A lattice of scars, a maze of red welts carved into flesh like ancient runes etched onto living skin. They pulsed faintly in the light, raw and angry, as if they still remembered the pain of their making.
These were not wounds meant to heal. They were brands of mana that should not have existed, scars written into him.
The princess’s breath hitched, sharp and audible.
Her composure, always so immovable, so unyielding, fractured in that instant. Her eyes widened, riveted to the hand she had just touched with her own spell, as though only now realizing what her healing had uncovered.
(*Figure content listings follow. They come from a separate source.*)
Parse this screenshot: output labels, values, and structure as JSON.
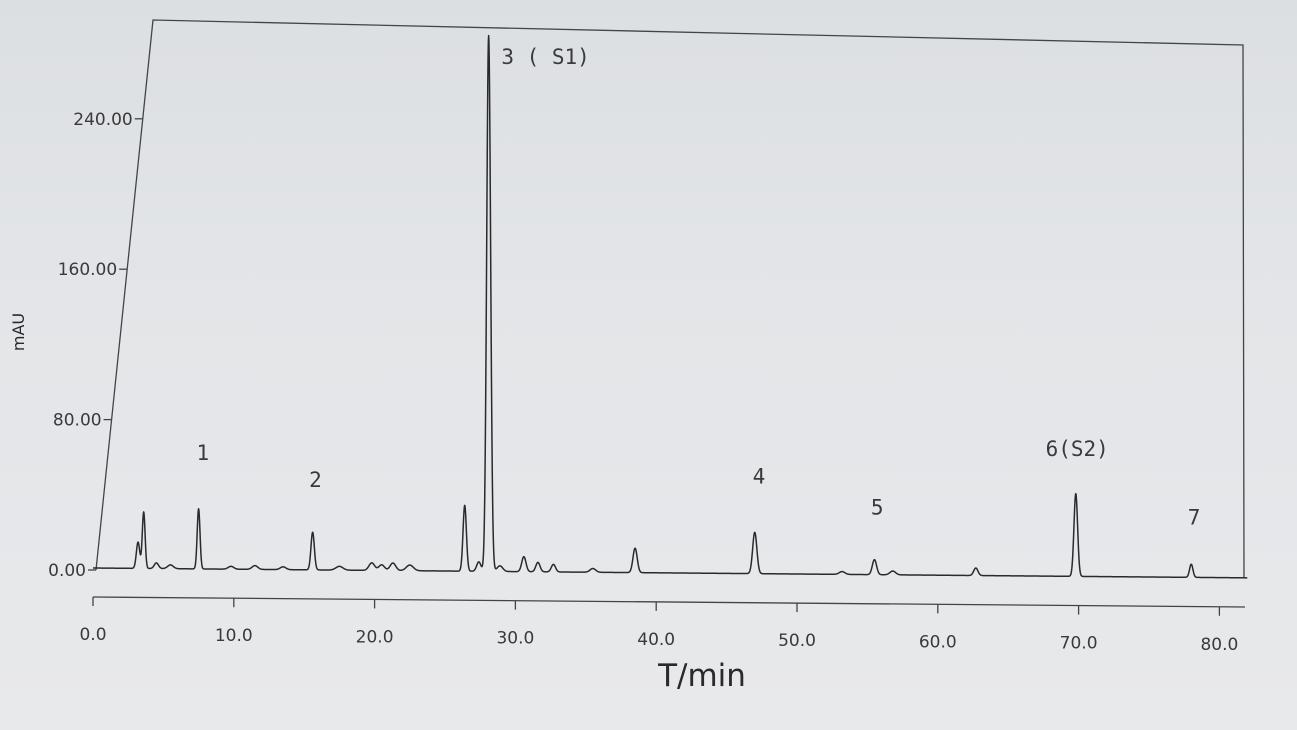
{
  "chart_data": {
    "type": "line",
    "title": "",
    "xlabel": "T/min",
    "ylabel": "mAU",
    "xlim": [
      0,
      82
    ],
    "ylim": [
      -10,
      290
    ],
    "x_ticks": [
      {
        "value": 0,
        "label": "0.0"
      },
      {
        "value": 10,
        "label": "10.0"
      },
      {
        "value": 20,
        "label": "20.0"
      },
      {
        "value": 30,
        "label": "30.0"
      },
      {
        "value": 40,
        "label": "40.0"
      },
      {
        "value": 50,
        "label": "50.0"
      },
      {
        "value": 60,
        "label": "60.0"
      },
      {
        "value": 70,
        "label": "70.0"
      },
      {
        "value": 80,
        "label": "80.0"
      }
    ],
    "y_ticks": [
      {
        "value": 0,
        "label": "0.00"
      },
      {
        "value": 80,
        "label": "80.00"
      },
      {
        "value": 160,
        "label": "160.00"
      },
      {
        "value": 240,
        "label": "240.00"
      }
    ],
    "grid": false,
    "peaks": [
      {
        "t": 3.2,
        "h": 14,
        "w": 0.12
      },
      {
        "t": 3.6,
        "h": 30,
        "w": 0.1
      },
      {
        "t": 4.5,
        "h": 3,
        "w": 0.15
      },
      {
        "t": 5.5,
        "h": 2,
        "w": 0.2
      },
      {
        "t": 7.5,
        "h": 32,
        "w": 0.1
      },
      {
        "t": 9.8,
        "h": 1.5,
        "w": 0.2
      },
      {
        "t": 11.5,
        "h": 2,
        "w": 0.2
      },
      {
        "t": 13.5,
        "h": 1.5,
        "w": 0.2
      },
      {
        "t": 15.6,
        "h": 20,
        "w": 0.12
      },
      {
        "t": 17.5,
        "h": 2,
        "w": 0.25
      },
      {
        "t": 19.8,
        "h": 4,
        "w": 0.2
      },
      {
        "t": 20.5,
        "h": 3,
        "w": 0.2
      },
      {
        "t": 21.3,
        "h": 4,
        "w": 0.2
      },
      {
        "t": 22.5,
        "h": 3,
        "w": 0.25
      },
      {
        "t": 26.4,
        "h": 35,
        "w": 0.12
      },
      {
        "t": 28.1,
        "h": 285,
        "w": 0.14
      },
      {
        "t": 27.4,
        "h": 5,
        "w": 0.15
      },
      {
        "t": 28.9,
        "h": 3,
        "w": 0.2
      },
      {
        "t": 30.6,
        "h": 8,
        "w": 0.15
      },
      {
        "t": 31.6,
        "h": 5,
        "w": 0.15
      },
      {
        "t": 32.7,
        "h": 4,
        "w": 0.15
      },
      {
        "t": 35.5,
        "h": 2,
        "w": 0.2
      },
      {
        "t": 38.5,
        "h": 13,
        "w": 0.15
      },
      {
        "t": 47.0,
        "h": 22,
        "w": 0.15
      },
      {
        "t": 53.2,
        "h": 1.5,
        "w": 0.2
      },
      {
        "t": 55.5,
        "h": 8,
        "w": 0.15
      },
      {
        "t": 56.8,
        "h": 2,
        "w": 0.2
      },
      {
        "t": 62.7,
        "h": 4,
        "w": 0.15
      },
      {
        "t": 69.8,
        "h": 44,
        "w": 0.13
      },
      {
        "t": 78.0,
        "h": 7,
        "w": 0.12
      }
    ],
    "annotations": [
      {
        "text": "1",
        "t": 7.8,
        "y": 58
      },
      {
        "text": "2",
        "t": 15.8,
        "y": 44
      },
      {
        "text": "3 ( S1)",
        "t": 29.0,
        "y": 270
      },
      {
        "text": "4",
        "t": 47.3,
        "y": 48
      },
      {
        "text": "5",
        "t": 55.7,
        "y": 32
      },
      {
        "text": "6(S2)",
        "t": 69.9,
        "y": 64
      },
      {
        "text": "7",
        "t": 78.2,
        "y": 28
      }
    ]
  }
}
This was no injury born of battle or accident, nor the work of assassins. It was deliberate. Ritualistic. Sacrificial.
The silence that followed stretched taut, brittle as glass.
Then Keiser broke it, his voice low and unhurried, each word landing with the finality of a blade driven into wood.
"You managed to heal me."
Her lashes trembled, but she held herself rigid. Lips pressed into a thin line, she refused to speak, but her breath betrayed her again, a faint, uneven catch that told him enough.
Keiser’s mouth curved, not into warmth but into a smirk stripped of humor. Cold. Knowing.Dangerous.
He flexed his scarred hand deliberately, letting the lamplight crawl over the welts she had tried to smooth away, each mark glistening like ink bleeding through flesh.
"And yet," he went on, voice dropping softer, "no one should be able to. Not herbs, not vials, not even runic scripting should touch this. And still, you did."
He leaned forward, the faint scrape of wood under his arm breaking the stillness, his gaze never leaving her face.
"How about a bargain, Princess," he said softly, victory coiled in his voice. "You’ve already let the secret slip... let’s make a deal."